Become the go-to blog for the latest on Giant Newts
Actually, Giant Newts is a bit of an over-subscribed niche. What I’m getting at is that you might want to take ownership of a particular individual or angle. Politicalbetting.com is the example par excellence, Boriswatch is another. This is, at the moment, the only scenario in which I can see the blog-as-campaign thing working. If your remit is specific enough (and, obviously, your material good enough), people will get into the habit of reading you for your special subject, and that may well include journalists who want to write about it.
Join in the conversation
Blogging needn’t be a glorified timesheet or a sifting pan for the newspapers. The internet is full of interesting people saying interesting things (obviously not quite full, because there has to be room for the nutters). If you’re into the same stuff as they are (we’re back on the interesting people now) why not talk to them? Of course, you might already be in the conversation, as a commenter. I can think of plenty of people I would consider part of the Lib Dem blogging “community” who don’t have blogs of their own. Blogging is just the logical next step, a place, as it were, to keep your stall so that you don’t have to set it out anew every time you join in a thread. Not everyone will have time or inclination to make that next step. But you might.
2 Comments
I’d put “join in the conversayion” at the top. Blogging without people to talk to can be very discouraging.

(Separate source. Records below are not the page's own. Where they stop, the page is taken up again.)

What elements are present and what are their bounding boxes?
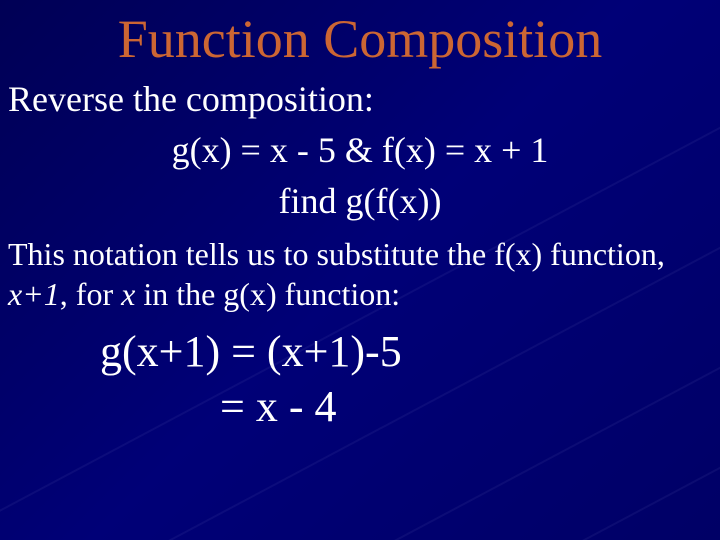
- explanation-part-1: This notation tells us to substitute the…: [8, 236, 665, 272]
- problem-line-1: Reverse the composition:: [8, 76, 712, 123]
- solution-line-2: = x - 4: [0, 379, 720, 434]
- slide-title: Function Composition: [0, 0, 720, 70]
- explanation-text: This notation tells us to substitute the…: [0, 224, 720, 314]
- problem-statement: Reverse the composition: g(x) = x - 5 & …: [0, 70, 720, 224]
- problem-line-3: find g(f(x)): [8, 178, 712, 225]
- solution-line-1: g(x+1) = (x+1)-5: [0, 324, 720, 379]
- explanation-italic-2: x: [121, 276, 135, 312]
- explanation-italic-1: x+1: [8, 276, 60, 312]
- solution: g(x+1) = (x+1)-5 = x - 4: [0, 314, 720, 434]
- problem-line-2: g(x) = x - 5 & f(x) = x + 1: [8, 127, 712, 174]
- explanation-part-3: in the g(x) function:: [135, 276, 400, 312]
- explanation-part-2: , for: [60, 276, 121, 312]
- slide: Function Composition Reverse the composi…: [0, 0, 720, 540]
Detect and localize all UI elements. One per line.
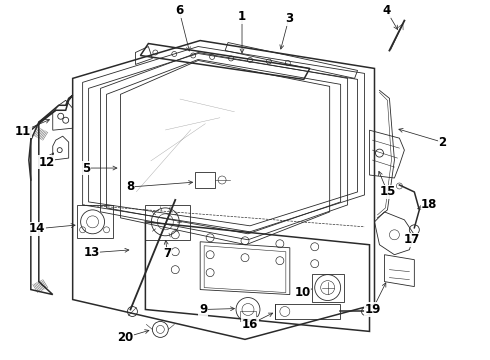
- Text: 20: 20: [117, 331, 134, 344]
- Text: 9: 9: [199, 303, 207, 316]
- Text: 4: 4: [382, 4, 391, 17]
- Text: 17: 17: [403, 233, 419, 246]
- Text: 1: 1: [238, 10, 246, 23]
- Text: 11: 11: [15, 125, 31, 138]
- Text: 6: 6: [175, 4, 183, 17]
- Text: 3: 3: [285, 12, 293, 25]
- Text: 8: 8: [126, 180, 135, 193]
- Text: 18: 18: [421, 198, 438, 211]
- Text: 13: 13: [83, 246, 100, 259]
- Text: 16: 16: [242, 318, 258, 331]
- Text: 15: 15: [379, 185, 395, 198]
- Text: 10: 10: [294, 286, 311, 299]
- Text: 19: 19: [365, 303, 381, 316]
- Text: 12: 12: [39, 156, 55, 168]
- Text: 14: 14: [28, 222, 45, 235]
- Text: 5: 5: [82, 162, 91, 175]
- Text: 2: 2: [438, 136, 446, 149]
- Text: 7: 7: [163, 247, 172, 260]
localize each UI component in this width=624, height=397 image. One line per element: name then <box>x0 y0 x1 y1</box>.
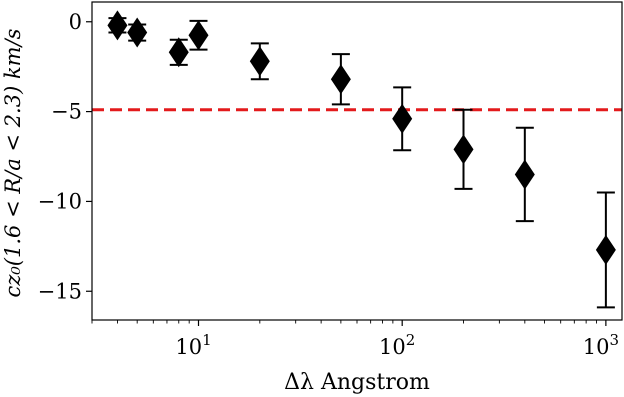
x-axis-label: Δλ Angstrom <box>284 370 430 395</box>
plot-layer <box>92 10 622 309</box>
diamond-marker <box>595 234 616 265</box>
y-axis-label: cz₀(1.6 < R/a < 2.3) km/s <box>1 28 25 297</box>
x-tick-label: 102 <box>379 331 415 359</box>
data-point <box>127 17 148 48</box>
data-point <box>168 37 189 68</box>
x-tick-label: 103 <box>583 331 619 359</box>
diamond-marker <box>127 17 148 48</box>
diamond-marker <box>107 10 128 41</box>
data-point <box>107 10 128 41</box>
diamond-marker <box>249 46 270 77</box>
data-point <box>188 19 209 51</box>
data-point <box>392 86 413 152</box>
y-tick-label: −15 <box>38 279 82 303</box>
diamond-marker <box>168 37 189 68</box>
diamond-marker <box>188 20 209 51</box>
axis-layer: 0 −5 −10 −15 101 102 103 <box>38 10 619 359</box>
diamond-marker <box>330 64 351 95</box>
data-point <box>330 53 351 106</box>
data-point <box>595 191 616 309</box>
data-point <box>514 126 535 223</box>
x-tick-label: 101 <box>175 331 211 359</box>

This is an element of “Join the conversation”, but I think probably the most important reason to blog or comment is because it makes it possible to join a community of likeminded (and not-so-likeminded) people to discuss an issue in depth, to test out your arguments or just because it can be pretty ‘lonely’ as an activist in a political party – and most local parties are about the practicalities of campaigning and are not the place for high calibre political debate.
I agree with Alix in terms of having doubts about the campaigning value of blogging; however, I think they can and should be used in a supporting capacity – along with online petitions, single issue sites and specific email lists.